Все эти северные, «заволжские» группы подвижников явственно хранят в наибольшей чистоте заветы преподобных Сергия и Кирилла: смиренную кротость, нестяжание, любовь и уединенное богомыслие. Эти святые легко прощают и оскорбителей своих, и разбойников, покушающихся на монастырское имущество. Святой Дионисий Глушицкий даже улыбается, услышав о похищении монастырских коней. Нестяжание — в самом строгом смысле не только личного, но также и монастырского отказа от собственности — общий идеал жизни. Святой Дмитрий Прилуцкий вблизи Вологды (как и Дионисий Глушицкий) отказывается даже от милостыни мирянина, предложив ему отдать на питание своих рабов, страждущих «жаждою и наготою». Так же отвергает дары князя святой Иоасаф: «Злату и сребру несть нам треба». Разумеется, полная нестяжательность есть идеал, от которого поневоле отступают даже самые строгие подвижники. По смерти святого основателя его монастырь богатеет; но, даже изменяя заветам святого, он, по крайней мере, хранит память о них для будущих поколений.
В вопросе о нестяжании следует четко различать идеал и действительность. Идеал отображен в житиях святых; действительность — лучше всего в юридических документах: дарственных грамотах, купчих и т. п. Русские историки, в частности Ключевский, провели подробное исследование экономической роли монастырей в колонизации Северной Руси. Они пришли к выводу, что монастырь был важнейшим фактором в экономической экспансии.
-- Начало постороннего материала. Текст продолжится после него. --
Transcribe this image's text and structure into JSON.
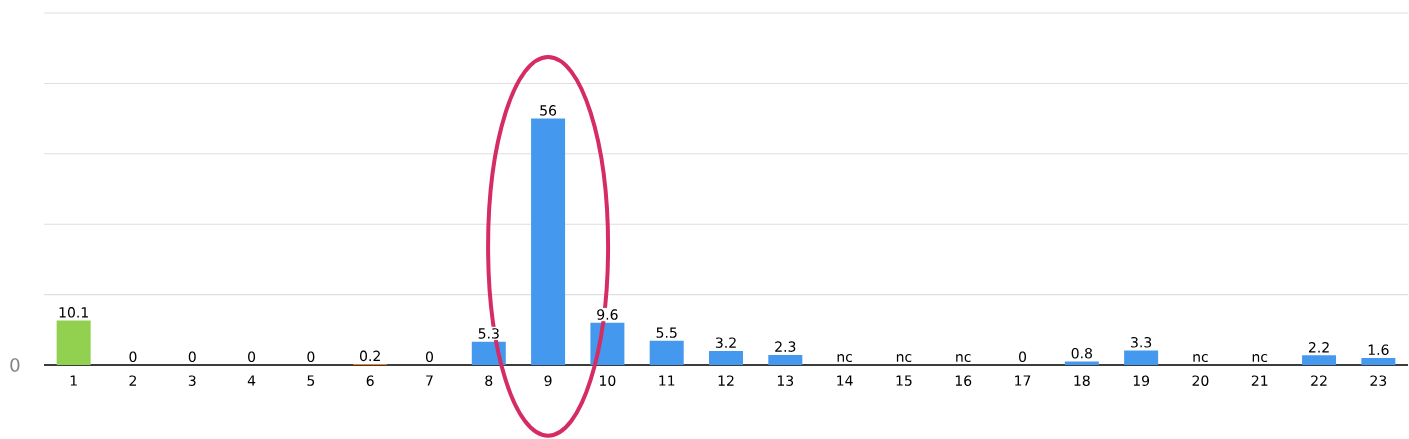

Монастырское землевладение превосходило все прочие категории землевладения, будь то княжеское, боярское или свободных крестьян. Правду сказать, только отшельники практиковали абсолютное нестяжание. Общежительные монастыри, живущие плодами собственного труда в необитаемой лесной глуши («пустыне»), по необходимости становились земледельческими общинами. Преподобные Сергий или Кирилл могли заставить своих учеников голодать в ожидании чуда. Большинство игуменов, вышедших даже из среды их непосредственных учеников, считали своим пастырским долгом печься о прокормлении братии.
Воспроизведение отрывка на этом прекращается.